On Fri, 22 Mar 2019 18:20:35 -0500
Parav Pandit <pa...@mellanox.com> wrote:
> There are five problems with current code structure.
> 1. mdev device is placed on the mdev bus before it is created in the
> vendor driver. Once a device is placed on the mdev bus without creating
> its supporting underlying vendor device, an open() can get triggered by
> userspace on partially initialized device.
> Below ladder diagram highlight it.
>
> cpu-0 cpu-1
> ----- -----
> create_store()
> mdev_create_device()
> device_register()
> ...
> vfio_mdev_probe()
> ...creates char device
> vfio_mdev_open()
> parent->ops->open(mdev)
> vfio_ap_mdev_open()
> matrix_mdev = NULL
> [...]
> parent->ops->create()
> vfio_ap_mdev_create()
> mdev_set_drvdata(mdev, matrix_mdev);
> /* Valid pointer set above */
>
> 2. Current creation sequence is,
> parent->ops_create()
> groups_register()
>
> Remove sequence is,
> parent->ops->remove()
> groups_unregister()
> However, remove sequence should be exact mirror of creation sequence.
> Once this is achieved, all users of the mdev will be terminated first
> before removing underlying vendor device.

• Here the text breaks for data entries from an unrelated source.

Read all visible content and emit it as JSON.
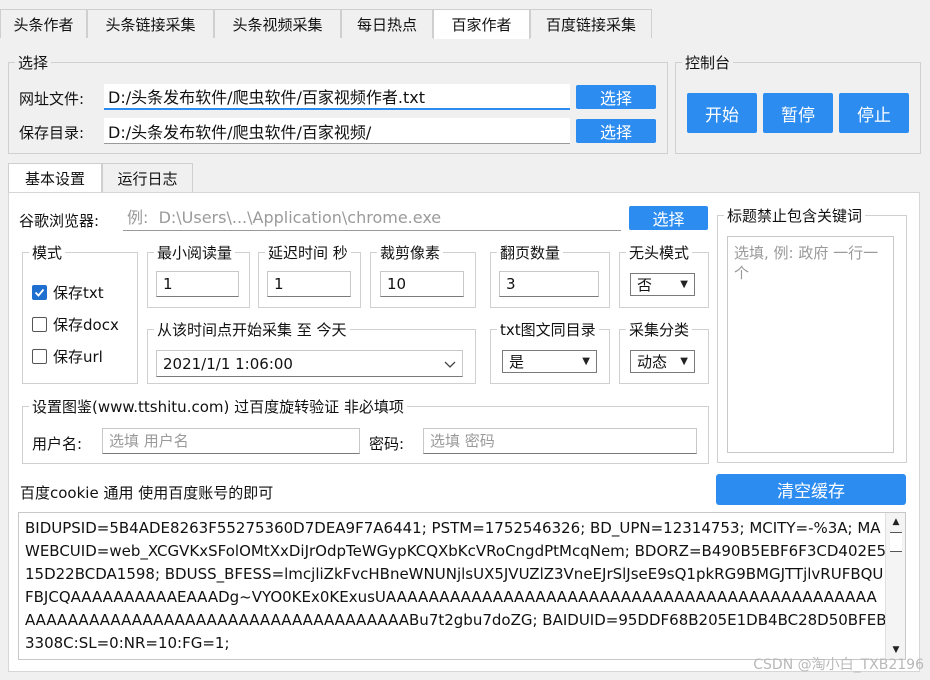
{
  "top_tabs": [
    "头条作者",
    "头条链接采集",
    "头条视频采集",
    "每日热点",
    "百家作者",
    "百度链接采集"
  ],
  "select_group": {
    "legend": "选择",
    "url_file_label": "网址文件:",
    "url_file_value": "D:/头条发布软件/爬虫软件/百家视频作者.txt",
    "save_dir_label": "保存目录:",
    "save_dir_value": "D:/头条发布软件/爬虫软件/百家视频/",
    "choose_label": "选择"
  },
  "console": {
    "legend": "控制台",
    "start": "开始",
    "pause": "暂停",
    "stop": "停止"
  },
  "sub_tabs": [
    "基本设置",
    "运行日志"
  ],
  "browser": {
    "label": "谷歌浏览器:",
    "placeholder": "例:  D:\\Users\\...\\Application\\chrome.exe",
    "choose_label": "选择"
  },
  "mode": {
    "legend": "模式",
    "options": [
      {
        "label": "保存txt",
        "checked": true
      },
      {
        "label": "保存docx",
        "checked": false
      },
      {
        "label": "保存url",
        "checked": false
      }
    ]
  },
  "min_read": {
    "legend": "最小阅读量",
    "value": "1"
  },
  "delay": {
    "legend": "延迟时间 秒",
    "value": "1"
  },
  "crop": {
    "legend": "裁剪像素",
    "value": "10"
  },
  "pages": {
    "legend": "翻页数量",
    "value": "3"
  },
  "headless": {
    "legend": "无头模式",
    "value": "否"
  },
  "time_range": {
    "legend": "从该时间点开始采集 至 今天",
    "value": "2021/1/1  1:06:00"
  },
  "same_dir": {
    "legend": "txt图文同目录",
    "value": "是"
  },
  "category": {
    "legend": "采集分类",
    "value": "动态"
  },
  "keywords": {
    "legend": "标题禁止包含关键词",
    "placeholder": "选填, 例: 政府 一行一个"
  },
  "ttshitu": {
    "legend": "设置图鉴(www.ttshitu.com) 过百度旋转验证 非必填项",
    "user_label": "用户名:",
    "user_placeholder": "选填 用户名",
    "pass_label": "密码:",
    "pass_placeholder": "选填 密码"
  },
  "cookie": {
    "label": "百度cookie 通用 使用百度账号的即可",
    "clear_label": "清空缓存",
    "text": "BIDUPSID=5B4ADE8263F55275360D7DEA9F7A6441; PSTM=1752546326; BD_UPN=12314753; MCITY=-%3A; MAWEBCUID=web_XCGVKxSFolOMtXxDiJrOdpTeWGypKCQXbKcVRoCngdPtMcqNem; BDORZ=B490B5EBF6F3CD402E515D22BCDA1598; BDUSS_BFESS=lmcjliZkFvcHBneWNUNjlsUX5JVUZlZ3VneEJrSlJseE9sQ1pkRG9BMGJTTjlvRUFBQUFBJCQAAAAAAAAAAEAAADg~VYO0KEx0KExusUAAAAAAAAAAAAAAAAAAAAAAAAAAAAAAAAAAAAAAAAAAAAAAAAAAAAAAAAAAAAAAAAAAAAAAAAAAAAAAAAAABu7t2gbu7doZG; BAIDUID=95DDF68B205E1DB4BC28D50BFEB3308C:SL=0:NR=10:FG=1;"
  },
  "watermark": "CSDN @淘小白_TXB2196"
}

> (Follow standard linux driver model).
> At that point vendor's remove() ops shouldn't failed because device is
> taken off the bus that should terminate the users.
>
> 3. Additionally any new mdev driver that wants to work on mdev device
> during probe() routine registered using mdev_register_driver() needs to
> get stable mdev structure.
>
> 4. In following sequence, child devices created while removing mdev parent
> device can be left out, or it may lead to race of removing half
> initialized child mdev devices.
>
> issue-1:
> --------
> cpu-0 cpu-1
> ----- -----
> mdev_unregister_device()
> device_for_each_child()
> mdev_device_remove_cb()
> mdev_device_remove()
> create_store()
> mdev_device_create() [...]
> device_register()
> parent_remove_sysfs_files()
> /* BUG: device added by cpu-0
> * whose parent is getting removed.
> */
>
> issue-2:
> --------
> cpu-0 cpu-1
> ----- -----
> create_store()
> mdev_device_create() [...]
> device_register()
>
> [...] mdev_unregister_device()
> device_for_each_child()
> mdev_device_remove_cb()
> mdev_device_remove()
>
> mdev_create_sysfs_files()
> /* BUG: create is adding
> * sysfs files for a device
> * which is undergoing removal.
> */
> parent_remove_sysfs_files()
In both cases above, it looks like the device will hold a reference to
the parent, so while there is a race, the parent object isn't released.
>
> 5. Below crash is observed when user initiated remove is in progress
> and mdev_unregister_driver() completes parent unregistration.
>
> cpu-0 cpu-1
> ----- -----
> remove_store()
> mdev_device_remove()
> active = false;
> mdev_unregister_device()
> remove type
> [...]
> mdev_remove_ops() crashes.
>
> This is similar race like create() racing with mdev_unregister_device().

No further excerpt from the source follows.